- Founded: 5 September 1970
- Dissolved: 1999
- Newspaper: Sozialistesch Aktioun
- Youth wing: Revolutionary Socialist Youth
- Ideology: Communism Trotskyism
- Political position: Far-left
- International affiliation: Fourth International (post-reunification)

= Revolutionary Socialist Party (Luxembourg) =

Defunct political party in Luxembourg

The Revolutionary Socialist Party (Revolutionär Sozialistesch Partei, Parti Socialiste Révolutionnaire), abbreviated to RSP, was a far-left party in Luxembourg. At its start, it was a Trotskiyst group active in the late 1960s in the General Association of Luxembourgish Students. When the majority of students' group became Maoist and was transformed in the Revolutionary Socialist Left, the Trotskyist minority split and founded the Revolutionary Communist League (Ligue Communiste Révolutionnaire) in September 1970. It published Klassenkampf starting in 1970, and in December 1984 was renamed the Revolutionary Socialist Party and published Sozialistesch Aktioun until 1992.

The party had more than 100 members in the early seventies and 27 in 1985.

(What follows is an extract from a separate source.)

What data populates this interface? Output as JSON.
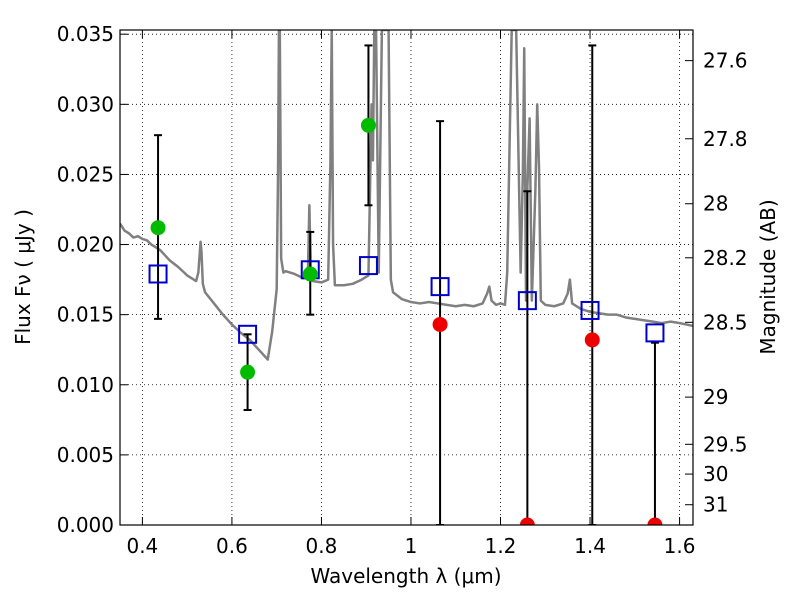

Under both names, it took part in the elections to Luxembourgish parliament from 1974 until 1989, winning no seats and between 0.2 and 0.4% of the vote. In the European elections between 1979 and 1989 it won between 0.4 and 0.6%.

In 1994 the RSP became part of the New Left which was founded by a faction of the Communist Party of Luxembourg. When The Left was established in 1999 by the New Left and the Communist Party, the RSP dissolved and its members joined the new party.

Leading members of the RSP were Robert Engel, André Kremer, Gaston Kremer, Jean-Pierre "Jhemp" Lulling, Robert Mertzig, Marc Reckinger, Joseph Wirth. The former RSP militants Justin Turpel, Antoine Jost and Thérèse Gorza are prominent members of The Left.